Dès lors pourquoi ne pas adopter le modèle de la taupe et enterrer la voie ferrée comme on le fait avec bonheur à Zurich ou à Malmö, en Suède?, argumentent les pétitionnaires. Impossible, soutient Laurent Staffelbach: «une gare souterraine à Lausanne serait un cauchemar car il faudrait creuser beaucoup plus en décalage, à cause de la topographie».  L’interlocuteur rejette également le reproche de bricolage lancé aux CFF. Connaisseur des infrastructures ferroviaires, le cheminot Jean-Claude Cochard a mis en cause le Centre Patronal, responsable d’une grave erreur pendant les années de vaches grasses. «Les milieux de droite ont privilégié la route par rapport au rail. Ils n’ont pas su défendre les projets d’envergure. Le résultat est la guerre de tranchées que nous connaissons aujourd’hui». – «Nous avons une armée d’experts», se défend Laurent Staffelbach. Et de souligner: ce qui «nous préoccupe, c’est une solution avec la ville de Lausanne».

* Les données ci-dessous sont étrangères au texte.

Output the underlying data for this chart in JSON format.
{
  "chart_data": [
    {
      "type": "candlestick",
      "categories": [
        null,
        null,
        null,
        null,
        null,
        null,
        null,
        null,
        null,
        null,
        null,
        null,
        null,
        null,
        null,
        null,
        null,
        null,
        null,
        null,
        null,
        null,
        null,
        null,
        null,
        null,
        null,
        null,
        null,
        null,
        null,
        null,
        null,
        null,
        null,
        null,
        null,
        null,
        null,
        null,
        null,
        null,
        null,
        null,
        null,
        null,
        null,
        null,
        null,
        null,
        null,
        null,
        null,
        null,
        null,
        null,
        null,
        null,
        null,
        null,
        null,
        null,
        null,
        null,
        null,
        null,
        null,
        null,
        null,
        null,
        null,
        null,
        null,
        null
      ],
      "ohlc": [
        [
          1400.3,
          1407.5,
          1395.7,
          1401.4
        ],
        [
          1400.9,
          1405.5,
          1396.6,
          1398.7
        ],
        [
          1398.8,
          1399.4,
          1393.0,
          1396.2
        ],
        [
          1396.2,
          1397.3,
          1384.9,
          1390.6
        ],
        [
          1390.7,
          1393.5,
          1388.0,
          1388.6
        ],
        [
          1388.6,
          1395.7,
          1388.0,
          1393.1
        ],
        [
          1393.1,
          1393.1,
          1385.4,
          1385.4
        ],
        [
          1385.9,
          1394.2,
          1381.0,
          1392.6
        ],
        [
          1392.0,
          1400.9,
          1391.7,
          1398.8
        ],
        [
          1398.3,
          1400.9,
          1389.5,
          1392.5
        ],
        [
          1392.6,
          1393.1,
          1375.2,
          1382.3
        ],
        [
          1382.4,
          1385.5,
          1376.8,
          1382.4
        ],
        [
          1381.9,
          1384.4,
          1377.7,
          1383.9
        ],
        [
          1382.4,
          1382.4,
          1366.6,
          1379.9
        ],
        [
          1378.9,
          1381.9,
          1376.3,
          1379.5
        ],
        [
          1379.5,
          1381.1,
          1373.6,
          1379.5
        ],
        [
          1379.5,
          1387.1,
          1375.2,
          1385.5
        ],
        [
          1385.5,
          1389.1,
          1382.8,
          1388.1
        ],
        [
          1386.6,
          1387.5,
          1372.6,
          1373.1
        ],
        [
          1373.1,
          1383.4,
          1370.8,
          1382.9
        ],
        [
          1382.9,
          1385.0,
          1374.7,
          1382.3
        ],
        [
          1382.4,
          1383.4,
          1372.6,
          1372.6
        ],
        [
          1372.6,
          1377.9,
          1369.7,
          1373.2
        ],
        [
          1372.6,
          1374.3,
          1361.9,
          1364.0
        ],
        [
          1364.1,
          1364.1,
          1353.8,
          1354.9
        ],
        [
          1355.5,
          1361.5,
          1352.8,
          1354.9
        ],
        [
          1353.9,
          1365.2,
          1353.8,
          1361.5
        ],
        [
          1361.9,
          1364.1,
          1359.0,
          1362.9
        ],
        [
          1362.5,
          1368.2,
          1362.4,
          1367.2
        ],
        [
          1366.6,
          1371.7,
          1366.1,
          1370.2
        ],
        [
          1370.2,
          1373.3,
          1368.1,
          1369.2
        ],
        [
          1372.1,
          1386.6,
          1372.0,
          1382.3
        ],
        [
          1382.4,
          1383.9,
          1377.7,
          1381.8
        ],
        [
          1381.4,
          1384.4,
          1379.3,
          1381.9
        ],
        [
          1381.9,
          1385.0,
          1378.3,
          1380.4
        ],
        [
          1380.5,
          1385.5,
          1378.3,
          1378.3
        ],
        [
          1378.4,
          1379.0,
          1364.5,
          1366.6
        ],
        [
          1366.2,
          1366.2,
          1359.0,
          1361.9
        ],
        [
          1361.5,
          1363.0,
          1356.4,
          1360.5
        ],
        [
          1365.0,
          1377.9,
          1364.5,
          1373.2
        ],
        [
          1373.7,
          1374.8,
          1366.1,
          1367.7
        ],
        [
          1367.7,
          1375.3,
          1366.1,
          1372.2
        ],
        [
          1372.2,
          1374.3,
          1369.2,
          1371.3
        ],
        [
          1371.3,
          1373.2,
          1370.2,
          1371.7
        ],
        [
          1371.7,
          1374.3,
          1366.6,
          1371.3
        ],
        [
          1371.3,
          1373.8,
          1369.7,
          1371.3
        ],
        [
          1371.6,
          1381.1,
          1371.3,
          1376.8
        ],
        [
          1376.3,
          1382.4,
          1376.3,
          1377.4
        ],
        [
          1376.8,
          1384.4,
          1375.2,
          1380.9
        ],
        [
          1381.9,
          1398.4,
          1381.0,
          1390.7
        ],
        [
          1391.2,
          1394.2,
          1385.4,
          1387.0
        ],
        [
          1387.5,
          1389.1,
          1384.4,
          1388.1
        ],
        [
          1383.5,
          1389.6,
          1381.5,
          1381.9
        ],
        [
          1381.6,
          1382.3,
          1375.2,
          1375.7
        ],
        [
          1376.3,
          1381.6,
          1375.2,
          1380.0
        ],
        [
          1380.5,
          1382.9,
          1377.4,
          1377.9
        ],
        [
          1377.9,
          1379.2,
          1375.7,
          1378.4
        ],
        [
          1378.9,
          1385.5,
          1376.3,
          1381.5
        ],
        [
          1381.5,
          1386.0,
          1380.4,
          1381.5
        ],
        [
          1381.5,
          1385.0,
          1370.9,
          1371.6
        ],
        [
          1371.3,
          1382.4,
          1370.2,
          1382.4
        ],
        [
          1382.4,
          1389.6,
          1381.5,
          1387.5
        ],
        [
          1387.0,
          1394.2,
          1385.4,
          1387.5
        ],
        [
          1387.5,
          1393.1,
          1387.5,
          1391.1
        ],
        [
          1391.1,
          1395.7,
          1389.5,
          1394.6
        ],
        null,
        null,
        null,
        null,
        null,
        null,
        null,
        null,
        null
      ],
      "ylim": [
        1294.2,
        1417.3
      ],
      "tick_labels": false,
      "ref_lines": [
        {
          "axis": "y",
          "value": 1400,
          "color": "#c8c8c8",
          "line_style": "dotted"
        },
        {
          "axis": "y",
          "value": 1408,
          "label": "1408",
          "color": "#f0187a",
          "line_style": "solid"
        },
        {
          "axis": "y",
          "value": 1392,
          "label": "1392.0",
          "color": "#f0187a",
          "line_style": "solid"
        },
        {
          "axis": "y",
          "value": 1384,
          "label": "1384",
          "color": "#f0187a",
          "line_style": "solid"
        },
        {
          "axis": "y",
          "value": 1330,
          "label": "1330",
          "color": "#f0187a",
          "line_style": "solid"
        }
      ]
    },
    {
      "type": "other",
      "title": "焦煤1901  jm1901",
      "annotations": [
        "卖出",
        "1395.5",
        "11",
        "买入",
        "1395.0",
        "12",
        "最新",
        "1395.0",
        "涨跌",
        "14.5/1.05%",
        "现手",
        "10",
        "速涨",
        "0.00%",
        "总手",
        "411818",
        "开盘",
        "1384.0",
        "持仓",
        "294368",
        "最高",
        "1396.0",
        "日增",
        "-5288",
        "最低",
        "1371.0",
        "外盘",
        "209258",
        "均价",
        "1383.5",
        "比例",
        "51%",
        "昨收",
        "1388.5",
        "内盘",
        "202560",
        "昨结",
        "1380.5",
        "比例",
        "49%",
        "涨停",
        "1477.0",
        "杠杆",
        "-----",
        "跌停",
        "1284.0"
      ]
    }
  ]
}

Venu se joindre à la discussion, mû sans doute par la curiosité, le municipal lausannois des travaux Olivier Français, par ailleurs conseiller national, a déclaré partager les soucis des pétitionnaires. Il a confirmé le message que font passer les lobbyistes romands au Palais fédéral, à savoir que le projet souffre de la concurrence que se livrent Romands et Alémaniques pour obtenir la manne de Berne. «Mais il ne faut pas cacher la merde au chat, on doit accompagner le projet dans l’espace urbain, sous forme d’un lieu de vie. 70 nouveaux logements de qualité seront construits».

Invités à préciser ce qu’ils entendent par «lieu de vie», les interlocuteurs des pétitionnaires n’ont pas nié que le projet d’agrandissement du site de la gare intéressait les grands groupes de la distribution. Je consomme donc je vis!… L’effet boule de neige pourrait s’étendre jusqu’à Malley où un nouveau quartier est en train de voir le jour sur le terrain échangé entre les CFF et la ville, a souligné le représentant de CFF Immobilier, Daniel Moser.

Beaucoup de questions demeurant encore sans réponse dans le serpent de mer du Concept Léman 2030, le débat public ne fait probablement que commencer. Les membres du «Collectif Gare» comptent sur de nouvelles séances d’orientation avant les prochaines étapes décisives pour les CFF, prévues à l’horizon du printemps 2013. Il s’agit, d’une part, de la validation du crédit de 660 millions pour l’agrandissement de la gare de Lausanne, et, de l’autre, de l’approbation des plans du projet d’extension par l’Office fédéral des transports. La mise à l’enquête est prévue durant le deuxième trimestre 2013.